Typhanie Afschrift
Salman Rushdie: défendre nos valeurs
Chacun pense ce qu’il veut de l’oeuvre de Salman Rushdie, et notamment de son livre Les Versets sataniques. On a le droit de penser que l’auteur n’est pas destiné à recevoir le prix Nobel de littérature et que cette oeuvre doit surtout sa notoriété aux menaces qui pèsent sur lui. Mais c’est là un problème de critique littéraire.
La vraie question de civilisation est que nous ne pouvons tolérer, dans un régime qui revendique les libertés, qu’une personne fasse l’objet d’une tentative d’assassinat pour ce qu’il a écrit et qu’un dignitaire religieux, lié au régime iranien, ait appelé et maintenu depuis 30 ans un appel au meurtre contre lui.
Aujourd’hui, l’acte de l’assassin est condamné par beaucoup de dirigeants occidentaux.
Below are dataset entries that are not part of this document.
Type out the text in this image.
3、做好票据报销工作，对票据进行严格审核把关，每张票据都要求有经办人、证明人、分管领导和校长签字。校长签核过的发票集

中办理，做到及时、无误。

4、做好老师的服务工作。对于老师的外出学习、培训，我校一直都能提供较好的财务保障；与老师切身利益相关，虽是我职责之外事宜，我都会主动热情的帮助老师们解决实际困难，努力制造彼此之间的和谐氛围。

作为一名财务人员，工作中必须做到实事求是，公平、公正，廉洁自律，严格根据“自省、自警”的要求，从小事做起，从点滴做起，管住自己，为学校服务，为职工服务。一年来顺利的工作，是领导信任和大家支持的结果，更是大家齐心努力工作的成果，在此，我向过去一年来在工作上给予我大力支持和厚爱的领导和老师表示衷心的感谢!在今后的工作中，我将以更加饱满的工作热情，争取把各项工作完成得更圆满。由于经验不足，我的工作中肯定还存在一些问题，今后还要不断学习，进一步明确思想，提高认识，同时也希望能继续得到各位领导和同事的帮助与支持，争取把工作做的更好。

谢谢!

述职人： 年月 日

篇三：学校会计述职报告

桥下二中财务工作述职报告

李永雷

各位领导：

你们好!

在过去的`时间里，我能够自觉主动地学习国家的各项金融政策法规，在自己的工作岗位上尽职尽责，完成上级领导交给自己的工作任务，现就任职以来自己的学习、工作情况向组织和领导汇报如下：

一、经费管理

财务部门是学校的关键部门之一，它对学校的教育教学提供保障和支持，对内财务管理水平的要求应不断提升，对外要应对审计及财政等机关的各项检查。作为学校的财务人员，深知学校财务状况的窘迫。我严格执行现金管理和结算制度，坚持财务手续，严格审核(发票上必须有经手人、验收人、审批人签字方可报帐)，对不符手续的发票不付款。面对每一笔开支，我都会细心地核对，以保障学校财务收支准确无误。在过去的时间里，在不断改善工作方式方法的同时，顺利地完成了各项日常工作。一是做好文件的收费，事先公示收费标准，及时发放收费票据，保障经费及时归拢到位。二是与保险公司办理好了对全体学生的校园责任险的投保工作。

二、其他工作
C’est fort bien, même si certains restent dans un silence coupable et que d’autres se refusent à désigner l’islamisme radical comme le vrai responsable.
Cela fait des années que l’on voit une extrême timidité chez les dirigeants lorsque de tels actes sont commis. Pire, certains réseaux sociaux censurent ceux qui s’expriment contre les fanatiques. Ce fut encore le cas il y a quelques jours de la jeune Française Mila, elle-même victime de menaces de mort de la part de réseaux islamistes, et qui s’est vue, dit-elle, censurée par Instagram simplement pour avoir écrit “Tous avec Rushdie”.
Il est temps de rappeler que si tous les êtres humains, quelles que soient leur religion, leurs pensées et leurs croyances, ont des droits naturels et inaliénables, les opinions n’en ont aucune. Toutes les opinions doivent pouvoir être critiquées, raillées, méprisées dans le cadre d’un débat pacifique mais où tous les arguments sont permis. C’est cela la liberté d’expression.
Certes, l’on nous dira qu’un ouvrage comme celui de Rushdie a “blessé” certaines personnes en raison de sa manière de mettre en scène un personnage considéré par elles comme saint. Elles prétendent devoir être protégées contre la “blessure” qui résulte de l’expression d’opinions qui ne sont pas les leurs. Il est malheureux que dans notre société, de telles revendications aient trouvé un écho.
La liberté d’expression ne doit certes pas servir à porter atteinte à des droits de personnes, ni à susciter des discriminations. Mais on ne peut toucher à la liberté de critiquer les opinions d’autrui, en ce compris les croyances religieuses. La liberté de religion comporte celle de critiquer les religions. Et ceux qui se considèrent comme “blessés” simplement parce qu’on porte atteinte à leurs croyances sont en réalité intolérants parce qu’ils n’acceptent pas que d’autres expriment un point de vue différent.
Cela s’inscrit dans un contexte où les pays occidentaux se croient en devoir de restreindre eux-mêmes la liberté d’expression. Il faut au contraire réaffirmer celle-ci comme une valeur absolue, qui devrait avoir une portée universelle et à laquelle personne, ni nos Etats, ni les assassins, ni d’autres Etats, ne devrait pouvoir porter atteinte.
Il faut cesser de relativiser nos valeurs, comme une certaine sous-culture woke paraît le vouloir. Il faut pouvoir redire qu’un système qui protège les libertés est meilleur qu’un autre, et que ceux qui nient ces libertés doivent être combattus. Salman Rushdie doit pouvoir écrire librement ce qu’il veut, non seulement en Angleterre ou aux Etats-Unis, mais partout ailleurs, y compris en Iran. Parce que son droit à la libre parole n’est pas à la merci d’une autorité, mais résulte du fait qu’il est un être humain.